LONDON — Measles has returned to four European countries this year amid a “dramatic resurgence” in the disease on the continent, the World Health Organization said on Thursday, a reversal fueled in part by a rising wave of people who are refusing to be vaccinated.
The number of cases in the first half of the year in the European region doubled in comparison with 2018 — with 90,000 people infected, compared with 44,175 in the first six months of last year, the W.H.O. said in a statement.
“We are backsliding; we are on the wrong track,” Dr. Kate O’Brien, the director of the W.H.O.’s immunization department, said at a news conference.
The W.H.O. monitors the elimination of the disease across the region, and countries with continuous transmission of the virus for 12 consecutive months are no longer considered measles-free.
Albania, Britain, the Czech Republic and Greece, which had declared measles eliminated, joined 12 other nations — including France, Germany, Poland, Romania and Russia — where the disease is endemic, the W.H.O. said.
Even countries that had eliminated the disease have seen a return of infections. The United States is experiencing the worst measles outbreak in decades, with a record number of cases since the last large epidemic, in 1992, and since measles was declared eliminated in 2000, according to the Centers for Disease Control and Prevention.
“Elimination” does not mean that the disease is completely absent. It indicates that a country has gone more than 12 months without continuous disease transmission. That is why health experts have called on people to continue to vaccinate children.
But a growing movement promoting skepticism of the vaccine — mainly because of the belief, which scientists have argued against, that it could cause autism in children — has contributed to falling vaccination rates in many developed nations, and the shots are not compulsory everywhere.
In many countries, like the United States, vaccination rates are higher than 90 percent, and globally, 86 percent of children had received at least one dose of measles vaccine by the end of 2018, according to the W.H.O.
The disease is one of the most highly infectious, and because of this, 93 percent to 95 percent of a population must be immune to achieve herd immunity — meaning that the number of people with vaccines mingling with vulnerable individuals can help prevent the spread of the disease.
Symptoms are initially similar to those of a cold, but can soon develop into high fever and telltale red dots on the body. Treatment is available only for the symptoms, and the disease can lead to complications like eye infections and brain infections.

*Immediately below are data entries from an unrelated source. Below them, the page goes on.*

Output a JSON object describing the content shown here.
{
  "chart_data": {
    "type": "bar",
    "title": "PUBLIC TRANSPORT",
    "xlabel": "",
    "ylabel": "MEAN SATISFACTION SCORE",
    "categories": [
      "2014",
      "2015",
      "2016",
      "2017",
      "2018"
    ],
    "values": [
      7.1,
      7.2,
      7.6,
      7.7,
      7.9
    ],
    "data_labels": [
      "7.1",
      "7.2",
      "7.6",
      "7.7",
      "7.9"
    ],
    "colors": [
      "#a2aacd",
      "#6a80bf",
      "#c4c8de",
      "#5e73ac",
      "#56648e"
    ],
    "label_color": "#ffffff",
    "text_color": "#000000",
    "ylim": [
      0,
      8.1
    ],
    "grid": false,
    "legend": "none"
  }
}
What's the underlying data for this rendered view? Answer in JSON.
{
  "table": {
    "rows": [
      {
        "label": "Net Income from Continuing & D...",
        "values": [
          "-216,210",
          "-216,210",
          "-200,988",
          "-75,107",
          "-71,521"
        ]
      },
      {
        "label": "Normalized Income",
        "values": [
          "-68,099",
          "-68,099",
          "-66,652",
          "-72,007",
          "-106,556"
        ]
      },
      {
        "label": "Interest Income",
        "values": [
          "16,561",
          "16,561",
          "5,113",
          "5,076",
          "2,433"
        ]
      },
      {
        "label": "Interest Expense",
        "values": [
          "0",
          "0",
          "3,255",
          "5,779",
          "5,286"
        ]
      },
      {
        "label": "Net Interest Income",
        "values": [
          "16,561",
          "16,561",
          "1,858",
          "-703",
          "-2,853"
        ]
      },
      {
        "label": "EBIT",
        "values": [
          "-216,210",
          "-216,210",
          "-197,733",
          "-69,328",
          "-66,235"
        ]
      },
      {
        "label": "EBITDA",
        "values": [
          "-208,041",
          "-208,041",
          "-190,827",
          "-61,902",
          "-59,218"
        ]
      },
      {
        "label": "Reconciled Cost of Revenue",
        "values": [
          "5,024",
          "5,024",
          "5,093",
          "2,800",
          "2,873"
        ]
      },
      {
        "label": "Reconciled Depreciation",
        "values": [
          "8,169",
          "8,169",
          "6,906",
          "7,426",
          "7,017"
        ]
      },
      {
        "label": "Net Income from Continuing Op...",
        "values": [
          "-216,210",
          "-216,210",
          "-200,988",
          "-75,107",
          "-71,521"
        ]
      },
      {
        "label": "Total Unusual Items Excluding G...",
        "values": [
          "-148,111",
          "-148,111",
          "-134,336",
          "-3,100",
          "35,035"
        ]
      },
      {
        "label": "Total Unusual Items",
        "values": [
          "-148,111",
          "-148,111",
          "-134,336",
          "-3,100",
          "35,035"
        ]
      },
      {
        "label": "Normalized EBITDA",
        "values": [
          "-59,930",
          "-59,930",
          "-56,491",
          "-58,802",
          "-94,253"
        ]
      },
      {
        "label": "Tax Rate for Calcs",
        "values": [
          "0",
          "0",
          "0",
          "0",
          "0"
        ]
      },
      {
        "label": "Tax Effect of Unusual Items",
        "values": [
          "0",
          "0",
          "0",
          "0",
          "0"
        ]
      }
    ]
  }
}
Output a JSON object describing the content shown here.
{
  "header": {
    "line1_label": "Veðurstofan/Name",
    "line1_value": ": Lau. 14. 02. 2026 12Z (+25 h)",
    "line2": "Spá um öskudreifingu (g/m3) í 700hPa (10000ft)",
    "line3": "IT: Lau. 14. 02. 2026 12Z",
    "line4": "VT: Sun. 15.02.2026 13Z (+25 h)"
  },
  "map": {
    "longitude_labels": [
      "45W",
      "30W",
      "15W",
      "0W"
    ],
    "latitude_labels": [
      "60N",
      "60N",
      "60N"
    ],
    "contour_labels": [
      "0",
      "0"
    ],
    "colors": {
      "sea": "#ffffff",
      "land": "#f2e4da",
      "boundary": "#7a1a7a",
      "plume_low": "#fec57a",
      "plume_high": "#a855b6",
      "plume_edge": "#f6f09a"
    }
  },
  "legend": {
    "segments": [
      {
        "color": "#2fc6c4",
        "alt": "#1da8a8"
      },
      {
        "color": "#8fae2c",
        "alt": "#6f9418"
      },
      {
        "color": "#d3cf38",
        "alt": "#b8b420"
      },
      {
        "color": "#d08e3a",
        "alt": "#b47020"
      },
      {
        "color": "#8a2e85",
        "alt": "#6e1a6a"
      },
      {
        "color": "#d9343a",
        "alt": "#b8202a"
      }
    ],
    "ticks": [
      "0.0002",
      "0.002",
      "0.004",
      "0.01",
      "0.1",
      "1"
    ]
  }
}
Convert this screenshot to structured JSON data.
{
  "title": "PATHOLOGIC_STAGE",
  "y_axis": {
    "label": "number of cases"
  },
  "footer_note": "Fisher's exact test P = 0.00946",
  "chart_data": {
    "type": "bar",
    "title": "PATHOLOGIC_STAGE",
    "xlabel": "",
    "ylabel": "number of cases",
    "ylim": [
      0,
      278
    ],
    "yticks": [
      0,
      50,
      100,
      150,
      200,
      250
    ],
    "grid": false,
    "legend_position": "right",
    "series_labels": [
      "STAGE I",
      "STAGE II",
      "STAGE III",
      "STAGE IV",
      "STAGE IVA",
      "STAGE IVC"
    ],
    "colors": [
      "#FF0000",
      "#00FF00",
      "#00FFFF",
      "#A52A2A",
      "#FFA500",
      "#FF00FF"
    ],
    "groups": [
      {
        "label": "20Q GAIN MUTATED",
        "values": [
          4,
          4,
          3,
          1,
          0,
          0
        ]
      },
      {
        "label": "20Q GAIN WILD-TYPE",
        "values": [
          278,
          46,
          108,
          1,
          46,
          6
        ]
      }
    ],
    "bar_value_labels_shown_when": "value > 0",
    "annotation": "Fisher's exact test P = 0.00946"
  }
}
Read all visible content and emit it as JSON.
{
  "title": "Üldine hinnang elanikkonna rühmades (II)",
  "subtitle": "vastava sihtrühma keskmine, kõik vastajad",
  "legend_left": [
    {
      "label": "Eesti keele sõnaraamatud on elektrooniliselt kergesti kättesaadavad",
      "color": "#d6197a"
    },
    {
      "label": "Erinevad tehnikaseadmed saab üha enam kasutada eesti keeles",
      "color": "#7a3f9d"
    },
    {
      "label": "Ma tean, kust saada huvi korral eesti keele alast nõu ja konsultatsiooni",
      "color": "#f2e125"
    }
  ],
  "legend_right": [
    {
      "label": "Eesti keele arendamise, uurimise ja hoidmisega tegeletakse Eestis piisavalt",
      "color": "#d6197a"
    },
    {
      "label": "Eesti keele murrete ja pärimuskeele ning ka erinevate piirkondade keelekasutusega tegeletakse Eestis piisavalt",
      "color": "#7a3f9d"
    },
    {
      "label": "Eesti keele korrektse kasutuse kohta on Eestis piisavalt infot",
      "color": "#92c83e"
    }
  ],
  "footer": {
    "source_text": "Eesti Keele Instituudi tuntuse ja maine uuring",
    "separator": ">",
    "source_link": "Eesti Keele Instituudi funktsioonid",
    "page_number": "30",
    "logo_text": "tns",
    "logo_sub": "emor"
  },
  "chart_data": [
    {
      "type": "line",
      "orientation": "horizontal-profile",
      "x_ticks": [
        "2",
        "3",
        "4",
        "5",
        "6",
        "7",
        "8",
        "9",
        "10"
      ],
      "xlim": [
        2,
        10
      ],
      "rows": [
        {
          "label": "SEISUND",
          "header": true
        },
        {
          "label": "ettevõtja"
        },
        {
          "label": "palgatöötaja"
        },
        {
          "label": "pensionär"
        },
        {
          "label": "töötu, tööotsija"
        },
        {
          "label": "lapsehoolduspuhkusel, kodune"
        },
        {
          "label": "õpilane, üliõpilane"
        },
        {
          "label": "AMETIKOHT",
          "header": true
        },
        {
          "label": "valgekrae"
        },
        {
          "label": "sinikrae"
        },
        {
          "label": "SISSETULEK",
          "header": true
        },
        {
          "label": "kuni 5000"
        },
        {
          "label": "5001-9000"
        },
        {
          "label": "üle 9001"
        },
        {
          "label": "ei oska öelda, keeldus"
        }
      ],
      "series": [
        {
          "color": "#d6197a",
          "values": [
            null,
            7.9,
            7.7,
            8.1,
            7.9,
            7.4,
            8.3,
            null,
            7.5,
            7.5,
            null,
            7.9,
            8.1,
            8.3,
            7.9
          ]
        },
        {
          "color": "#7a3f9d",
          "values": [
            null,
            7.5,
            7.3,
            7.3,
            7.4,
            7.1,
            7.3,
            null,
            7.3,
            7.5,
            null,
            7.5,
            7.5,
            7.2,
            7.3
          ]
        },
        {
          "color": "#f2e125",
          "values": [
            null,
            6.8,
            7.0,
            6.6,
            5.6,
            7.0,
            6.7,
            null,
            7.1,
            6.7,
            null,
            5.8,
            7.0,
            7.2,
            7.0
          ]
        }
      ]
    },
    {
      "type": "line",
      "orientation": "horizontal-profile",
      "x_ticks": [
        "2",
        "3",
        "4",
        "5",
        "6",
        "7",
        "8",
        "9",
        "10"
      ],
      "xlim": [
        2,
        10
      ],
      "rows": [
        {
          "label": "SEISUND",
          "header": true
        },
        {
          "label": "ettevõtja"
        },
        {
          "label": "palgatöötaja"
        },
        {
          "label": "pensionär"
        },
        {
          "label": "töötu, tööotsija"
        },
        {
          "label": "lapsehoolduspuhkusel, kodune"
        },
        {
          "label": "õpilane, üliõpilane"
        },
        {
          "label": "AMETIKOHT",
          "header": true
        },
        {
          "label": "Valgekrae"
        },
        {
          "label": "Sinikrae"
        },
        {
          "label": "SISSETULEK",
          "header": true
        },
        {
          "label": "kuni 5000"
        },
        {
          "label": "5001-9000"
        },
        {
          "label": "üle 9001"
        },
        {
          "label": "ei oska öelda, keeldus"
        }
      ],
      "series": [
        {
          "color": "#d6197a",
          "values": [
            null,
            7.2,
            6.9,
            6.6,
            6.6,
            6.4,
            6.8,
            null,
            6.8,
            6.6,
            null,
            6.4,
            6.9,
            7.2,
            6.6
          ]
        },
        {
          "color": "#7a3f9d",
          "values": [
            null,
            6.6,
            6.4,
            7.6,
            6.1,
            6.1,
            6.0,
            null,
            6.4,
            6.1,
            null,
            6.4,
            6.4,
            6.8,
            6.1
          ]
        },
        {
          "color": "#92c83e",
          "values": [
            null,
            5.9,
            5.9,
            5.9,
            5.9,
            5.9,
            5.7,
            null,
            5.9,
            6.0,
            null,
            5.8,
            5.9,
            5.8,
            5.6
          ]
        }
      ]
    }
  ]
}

The disease is preventable, however, and the vaccine offered to children has been shown to be extremely safe and efficient, medical experts say.
The four countries where the disease has had a resurgence are now considered among the highest-priority areas and will receive support, Dr. Dragan Jankovic, the technical officer for vaccine-preventable diseases and immunization at the W.H.O.’s regional office for Europe, said in a telephone interview on Thursday.
Dr. Jankovic said their new status was an alarm bell that if other countries are not vigilant against the disease, “they will lose what they have achieved.”
In 2017-18, vaccine coverage declined in a majority of diseases for babies and young children in England. Coverage for the combine measles, mumps and rubella, or MMR, vaccine was 91.2 percent, the lowest in nearly a decade.
In Britain, the government had responded with a prevention drive even before the W.H.O. statement was released.
The government announced new measures to tackle the current outbreak and to improve immunization, working with family doctors, addressing parents’ concerns about vaccines and calling a summit meeting of social media companies to discuss promoting accurate information about vaccines.
“Losing our ‘measles-free’ status is a stark reminder of how important it is that every eligible person gets vaccinated,” Dr. Mary Ramsay, the head of immunization at Public Health England, said in a statement on Sunday. “Elimination can only be sustained by maintaining and improving coverage of the MMR vaccine.”